Everyone at Bristol Rovers was saddened to learn of the death of our former player Bill Roost, at the age of 88.

Bill passed away on Sunday 10th February, after a short illness, and we send our condolences to his family and friends.

Until quite recently, he was attending our home games with his great friend ‘Josser’ Watling.

Whilst Rovers relied on Geoff Bradford and Vic Lambden for the goals which shot the club to glory in the halcyon days of the immediate post war period, local boy Bill Roost was scoring prolifically in the background, contributing 49 goals in 178 League games in almost a decade. 

This unsung hero of a golden era in the club’s history undoubtedly played a critical role as the side reached its first FA Cup quarter final in 1951 and secured the Third Division (South) title in the spring of 1953. 

William Charles ‘Ginger’ Roost, the tenth of eleven children to Oliver William Roost and Emily Rosina Lewis, who had married in Bristol in 1909, was born in Bristol on 22nd March 1924 and attended St Michael's School before serving in the Royal Navy. 

Following a brief trial at Ashton Gate, he joined Rovers in September 1948 after impressing for Stonehouse in a fixture against Soundwell and was top scorer for the reserves during 1948/49, his first season with the club, accumulating 11 goals. 

Five feet nine inches in height and weighing eleven stone four pounds, he scored after just four minutes of his Rovers debut and swiftly added a second as Reading were defeated 4-1, before being Rovers’ leading scorer in the 1949/50 campaign, his 13 goals coming in just 28 League fixtures. 

A good squad member, whose inclusion in the side was often rewarded with goals, Roost supported Bradford’s immense talent and contributed in his own way.

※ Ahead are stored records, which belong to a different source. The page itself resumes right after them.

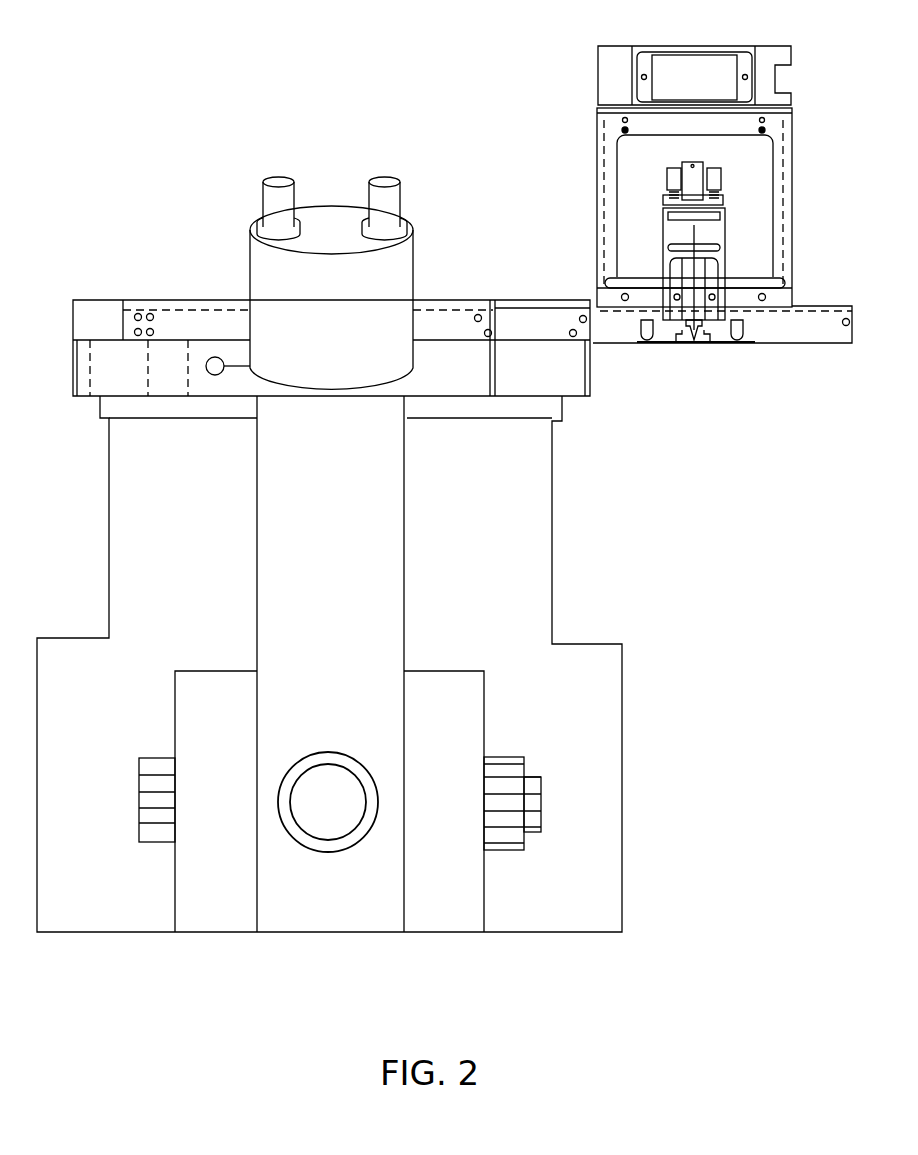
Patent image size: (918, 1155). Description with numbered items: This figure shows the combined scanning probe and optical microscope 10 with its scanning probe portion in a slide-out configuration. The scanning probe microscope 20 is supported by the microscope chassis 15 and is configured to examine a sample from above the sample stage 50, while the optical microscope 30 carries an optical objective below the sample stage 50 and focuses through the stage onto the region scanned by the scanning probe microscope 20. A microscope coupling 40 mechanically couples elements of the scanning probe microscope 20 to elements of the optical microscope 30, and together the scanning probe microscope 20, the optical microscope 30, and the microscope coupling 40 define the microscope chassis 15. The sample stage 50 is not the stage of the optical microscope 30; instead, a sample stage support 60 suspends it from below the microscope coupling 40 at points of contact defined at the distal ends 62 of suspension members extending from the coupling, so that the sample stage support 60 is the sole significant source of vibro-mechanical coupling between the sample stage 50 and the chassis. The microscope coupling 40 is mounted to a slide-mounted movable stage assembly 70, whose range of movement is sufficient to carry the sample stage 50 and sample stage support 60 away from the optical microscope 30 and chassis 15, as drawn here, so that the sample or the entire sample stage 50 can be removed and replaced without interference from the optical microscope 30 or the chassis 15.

The combined scanning probe and optical microscope 10 is at (214, 118).
The microscope chassis 15 is at (552, 530).
The scanning probe microscope 20 is at (597, 130).
The optical microscope 30 is at (413, 255).
The microscope coupling 40 is at (598, 304).
The sample stage 50 is at (691, 344).
The sample stage support 60 is at (760, 372).
The distal ends 62 is at (645, 345).
The slide-mounted movable stage assembly 70 is at (828, 306).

A first minute goal put Rovers on course in an FA Cup tie with Orient in November 1952 and a freak goal from near the corner flag eased Rovers to another cup victory, this time over First Division Portsmouth, in January 1955. 

By this stage, Roost had helped Rovers gain promotion to second tier football and was continuing to score at this level. 

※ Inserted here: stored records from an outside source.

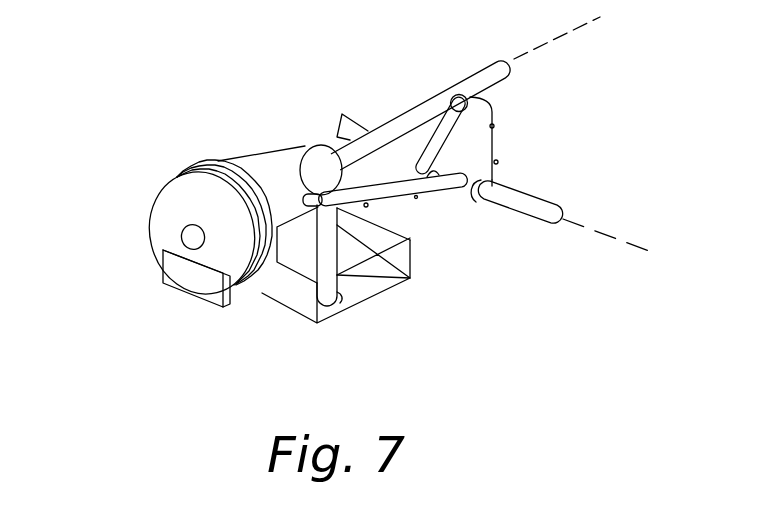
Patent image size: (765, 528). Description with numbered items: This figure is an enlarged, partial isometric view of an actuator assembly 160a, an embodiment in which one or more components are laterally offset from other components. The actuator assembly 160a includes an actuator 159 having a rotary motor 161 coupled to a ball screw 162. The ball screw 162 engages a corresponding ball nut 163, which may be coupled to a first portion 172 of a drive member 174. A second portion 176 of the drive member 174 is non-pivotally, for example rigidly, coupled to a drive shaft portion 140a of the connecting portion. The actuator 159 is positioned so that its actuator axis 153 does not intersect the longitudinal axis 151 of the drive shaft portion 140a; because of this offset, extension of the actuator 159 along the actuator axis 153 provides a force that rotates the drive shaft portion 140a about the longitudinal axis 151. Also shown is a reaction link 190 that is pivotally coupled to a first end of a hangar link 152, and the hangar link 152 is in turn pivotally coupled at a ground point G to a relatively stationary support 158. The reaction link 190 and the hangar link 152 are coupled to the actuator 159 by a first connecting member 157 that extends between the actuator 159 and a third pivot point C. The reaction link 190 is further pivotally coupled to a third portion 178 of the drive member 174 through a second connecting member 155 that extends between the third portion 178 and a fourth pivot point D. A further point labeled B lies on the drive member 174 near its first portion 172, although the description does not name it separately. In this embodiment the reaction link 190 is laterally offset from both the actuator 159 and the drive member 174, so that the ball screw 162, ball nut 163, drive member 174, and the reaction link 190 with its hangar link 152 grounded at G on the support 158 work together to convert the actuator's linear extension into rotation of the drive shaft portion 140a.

The actuator assembly 160a is at (181, 366).
The rotary motor 161 is at (173, 227).
The first connecting member 157 is at (303, 148).
The third portion of the drive member 178 is at (368, 132).
The actuator 159 is at (385, 114).
The actuator axis 153 is at (513, 48).
The ball nut 163 is at (432, 108).
The ball screw 162 is at (448, 90).
The first portion of the drive member 172 is at (494, 108).
The pivot point B is at (494, 125).
The second connecting member 155 is at (454, 168).
The third pivot point C is at (367, 206).
The fourth pivot point D is at (455, 198).
The reaction link 190 is at (416, 199).
The drive member 174 is at (498, 163).
The drive shaft portion 140a is at (517, 210).
The longitudinal axis 151 is at (588, 228).
The second portion of the drive member 176 is at (494, 201).
The hangar link 152 is at (340, 225).
The relatively stationary support 158 is at (266, 300).
The ground point G is at (338, 293).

Moving to Swindon in May 1957, his three goals in 18 Third Divison (South) fixtures all came in the same match, a hat trick in a 3-1 victory at Shrewsbury in December 1957 before, after a September 1959 trial with Yeovil Town, he scored on his Minehead debut at Barnstaple Town in January 1960. 

90 games for the Somerset club produced 21 goals, Roost being fined £3.3.0 by the Somerset FA following an incident in an October 1960 fixture against Bridgwater Town and he played his final game away to Portland United in February 1963. 

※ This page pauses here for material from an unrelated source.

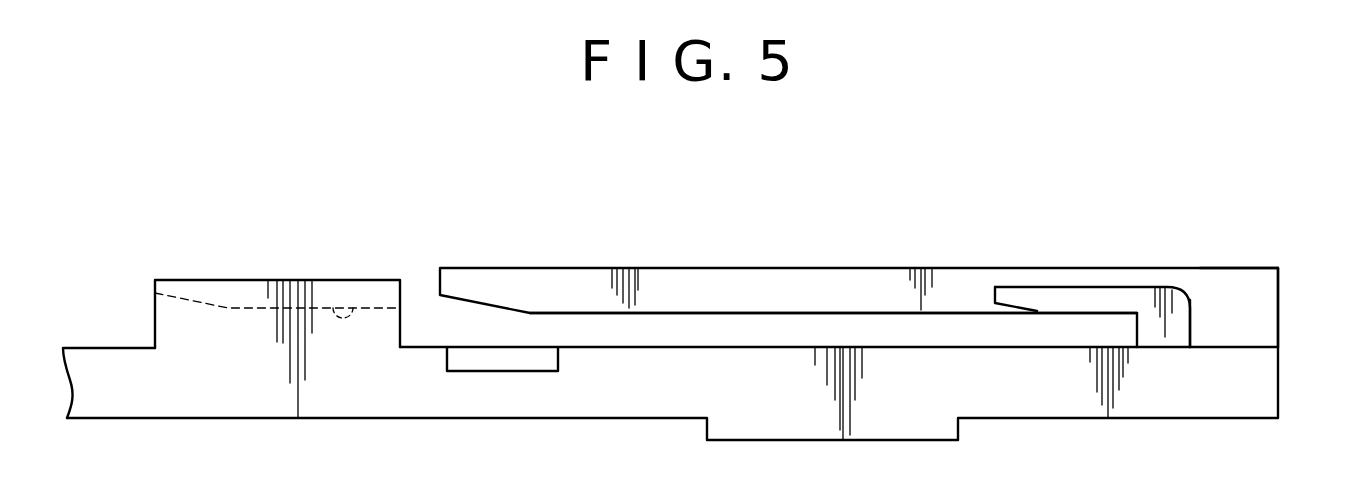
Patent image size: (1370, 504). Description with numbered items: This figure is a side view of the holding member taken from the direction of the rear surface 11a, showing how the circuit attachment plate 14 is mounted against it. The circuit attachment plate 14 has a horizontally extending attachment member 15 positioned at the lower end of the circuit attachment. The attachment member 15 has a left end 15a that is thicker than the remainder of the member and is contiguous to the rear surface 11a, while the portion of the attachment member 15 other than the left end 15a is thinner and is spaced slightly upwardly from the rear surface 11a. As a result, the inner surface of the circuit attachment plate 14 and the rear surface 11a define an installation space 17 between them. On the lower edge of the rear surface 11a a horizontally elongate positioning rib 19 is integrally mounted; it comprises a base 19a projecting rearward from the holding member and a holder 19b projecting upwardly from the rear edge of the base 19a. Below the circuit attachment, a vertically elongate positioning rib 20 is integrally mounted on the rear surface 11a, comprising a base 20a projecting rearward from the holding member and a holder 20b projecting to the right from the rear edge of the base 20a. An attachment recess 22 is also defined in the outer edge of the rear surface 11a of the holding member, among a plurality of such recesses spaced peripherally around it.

Injured playing for Rovers’ Ex Players against City’s Former Stars in Jack Connor’s testimonial game in 1967, Roost lived in Whitehall and ran the ‘Black Horse’ in St George for five years before working as a yard foreman for Power Scaffolding. 

Married to Florence Starr in 1949, he had two sons, Geoff and Chris, the elder winning England Youth amateur caps against Ireland and Wales and, latterly widowed, Bill Roost continued to live in St George.